Terror in the Aftershock: Myanmar’s Military Junta and the War Against Its Own People


In the immediate aftermath of a devastating earthquake in Myanmar, the ruling military junta intensified aerial bombardments against rebel-held regions, notably in Sagaing and Kachin states, even as civilian communities grappled with destruction and loss. Reports confirmed by the National Unity Government (NUG) and foreign observers such as France24’s Cyril Payen, a veteran Southeast Asia correspondent, detail attacks using Chinese-supplied aircraft and Russian-made helicopters, striking densely populated areas already ravaged by the quake. At least seven resistance fighters were reportedly killed shortly after the tremors, while civilians—including children and monks—have also perished in strikes unrelated to the natural disaster.

This escalation during a humanitarian crisis has provoked international condemnation, with the UN urging the junta to halt all military operations. Yet the regime continues to prioritize counterinsurgency efforts over disaster response, blocking humanitarian access and channeling foreign aid through tightly controlled military structures. Despite pledges of over $4.5 million in emergency relief from the U.S. and EU, testimonies from local survivors indicate that assistance has not reached the victims. Instead, civilian populations are conducting their own rescue operations amid the ruins, with no evidence of state-organized relief.

In the absence of military-led aid, resistance groups such as the People’s Defense Forces (PDF), Kokang, and other ethnic guerrilla factions have mobilized their own rescue teams. These forces, operating under the umbrella of the NUG and controlling an estimated 60–70% of Myanmar’s territory, are stepping in to fill the humanitarian vacuum. Their actions underscore a broader effort to establish an alternative governance structure rooted in grassroots support and opposition to military authoritarianism.

The roots of Myanmar’s crisis lie in the 2021 military coup, which ousted the elected government led by Aung San Suu Kyi. In the coup’s wake, peaceful protests quickly turned into armed resistance as thousands of young citizens—workers, students, and teachers—fled to the jungle to join or train with ethnic militias. Payen describes this transformation as a generational refusal to return to the country’s 70-year legacy of military rule, following a brief democratic interlude from 2011 to 2021. Today’s fighters represent a coalition of politically awakened youth and longstanding ethnic insurgencies united in their rejection of the junta’s violent oppression.

Despite widespread repression—including the incarceration of over 20,000 political prisoners—the junta maintains international backing from China, Russia, North Korea, and Israel, while the democratic opposition receives little material support from Western powers. This geopolitical imbalance has enabled the junta to act with near-total impunity, even during moments of national catastrophe.

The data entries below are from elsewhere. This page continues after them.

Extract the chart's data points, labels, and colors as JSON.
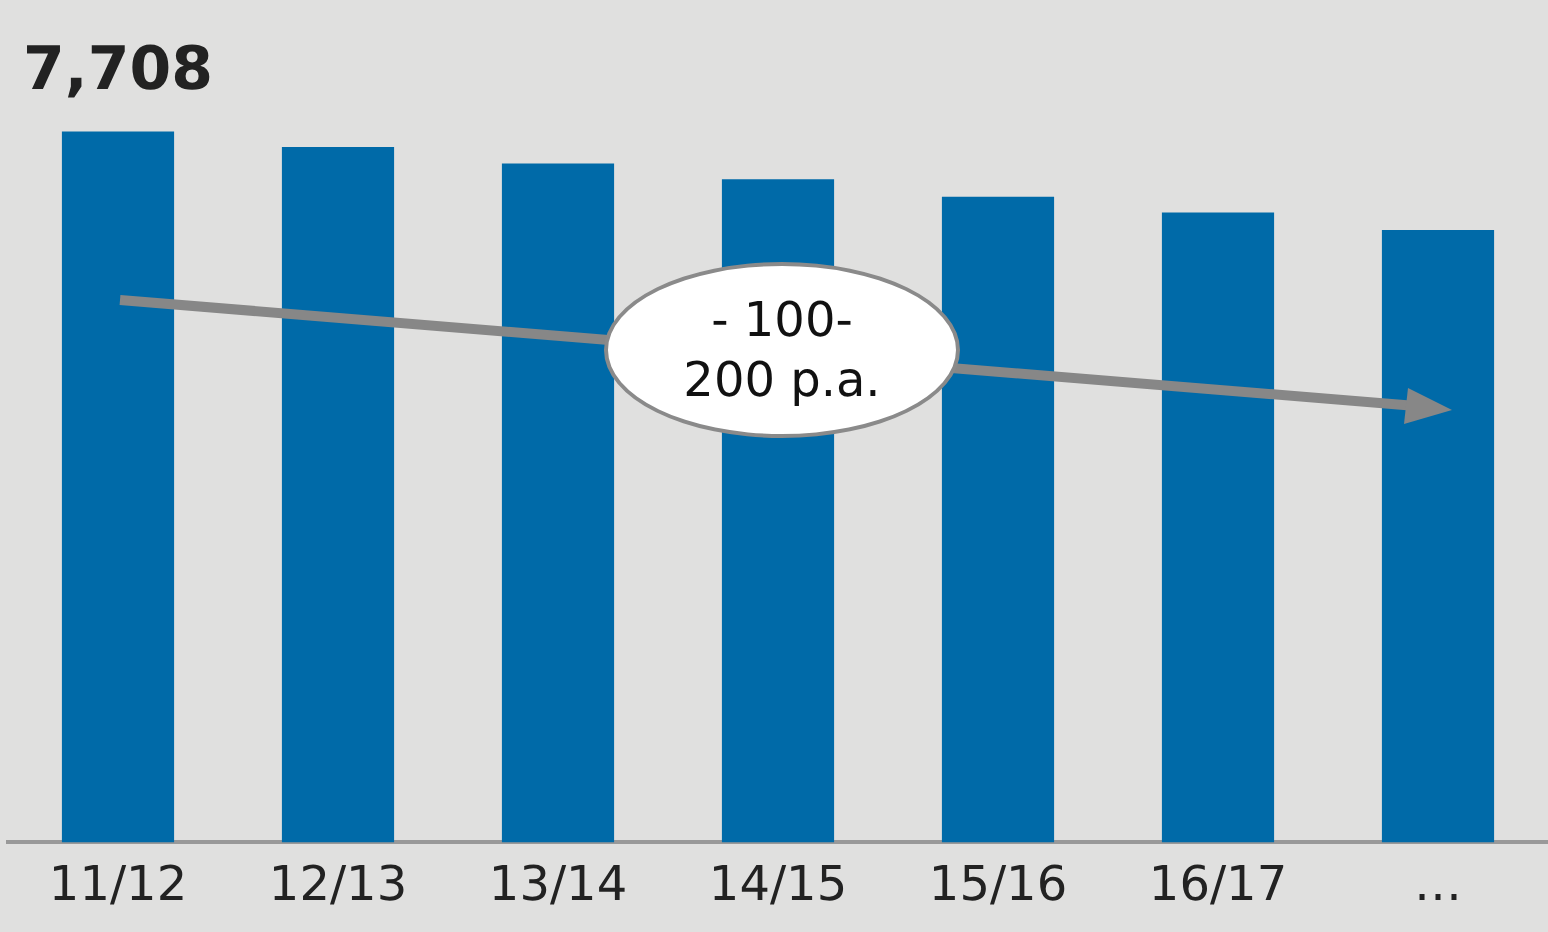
{
  "chart_data": {
    "type": "bar",
    "categories": [
      "11/12",
      "12/13",
      "13/14",
      "14/15",
      "15/16",
      "16/17",
      "…"
    ],
    "values": [
      7708,
      7540,
      7360,
      7190,
      7000,
      6830,
      6640
    ],
    "value_labels": [
      "7,708",
      null,
      null,
      null,
      null,
      null,
      null
    ],
    "color": "#006aa8",
    "legend": false,
    "grid": false,
    "annotations": [
      "- 100-\n200 p.a."
    ]
  }
}
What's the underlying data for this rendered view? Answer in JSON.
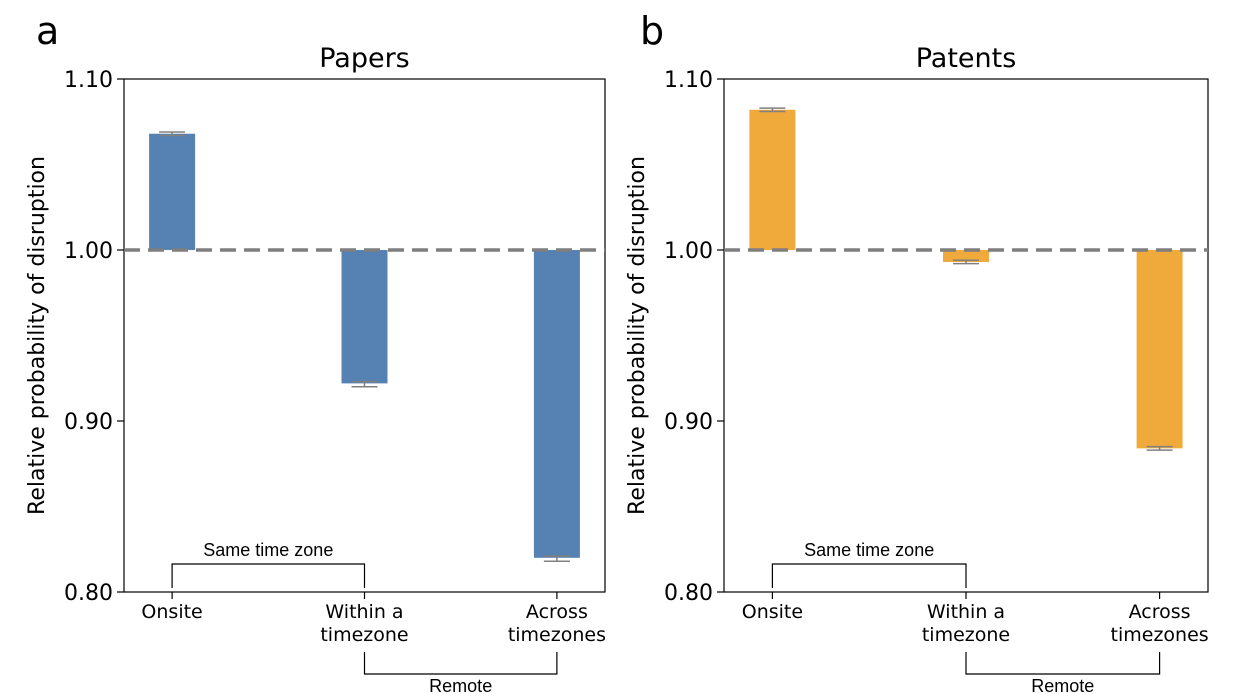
{
  "chart_data": [
    {
      "panel_letter": "a",
      "type": "bar",
      "title": "Papers",
      "ylabel": "Relative probability of disruption",
      "xlabel": "",
      "ylim": [
        0.8,
        1.1
      ],
      "yticks": [
        0.8,
        0.9,
        1.0,
        1.1
      ],
      "ytick_labels": [
        "0.80",
        "0.90",
        "1.00",
        "1.10"
      ],
      "categories": [
        [
          "Onsite"
        ],
        [
          "Within a",
          "timezone"
        ],
        [
          "Across",
          "timezones"
        ]
      ],
      "baseline": 1.0,
      "values": [
        1.068,
        0.922,
        0.82
      ],
      "error_low": [
        1.067,
        0.92,
        0.818
      ],
      "error_high": [
        1.069,
        0.923,
        0.821
      ],
      "bar_color": "#5681b3",
      "brackets": [
        {
          "label": "Same time zone",
          "from": 0,
          "to": 1,
          "position": "above-axis"
        },
        {
          "label": "Remote",
          "from": 1,
          "to": 2,
          "position": "below-labels"
        }
      ],
      "grid": false
    },
    {
      "panel_letter": "b",
      "type": "bar",
      "title": "Patents",
      "ylabel": "Relative probability of disruption",
      "xlabel": "",
      "ylim": [
        0.8,
        1.1
      ],
      "yticks": [
        0.8,
        0.9,
        1.0,
        1.1
      ],
      "ytick_labels": [
        "0.80",
        "0.90",
        "1.00",
        "1.10"
      ],
      "categories": [
        [
          "Onsite"
        ],
        [
          "Within a",
          "timezone"
        ],
        [
          "Across",
          "timezones"
        ]
      ],
      "baseline": 1.0,
      "values": [
        1.082,
        0.993,
        0.884
      ],
      "error_low": [
        1.081,
        0.992,
        0.883
      ],
      "error_high": [
        1.083,
        0.994,
        0.885
      ],
      "bar_color": "#f0a93b",
      "brackets": [
        {
          "label": "Same time zone",
          "from": 0,
          "to": 1,
          "position": "above-axis"
        },
        {
          "label": "Remote",
          "from": 1,
          "to": 2,
          "position": "below-labels"
        }
      ],
      "grid": false
    }
  ],
  "colors": {
    "baseline_dash": "#7f7f7f",
    "error_bar": "#808080",
    "axis": "#000000"
  }
}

Payen draws a chilling parallel to Cyclone Nargis in 2008, when the military similarly blocked foreign aid and concealed the scale of devastation. Then, as now, the regime used disaster as a pretext for further militarization, closing borders, withholding transparency, and attacking perceived enemies instead of protecting civilians. The earthquake has become not a moment of national solidarity, but another front in Myanmar’s internal war.

As the regime wages war from the skies over ruined villages, the people of Myanmar continue to resist on the ground—digging through rubble, organizing relief, and defying a regime that has weaponized every crisis for control. This tragedy reveals the core contradiction of Myanmar’s military state: a government that declares itself sovereign while systematically destroying the nation it claims to defend.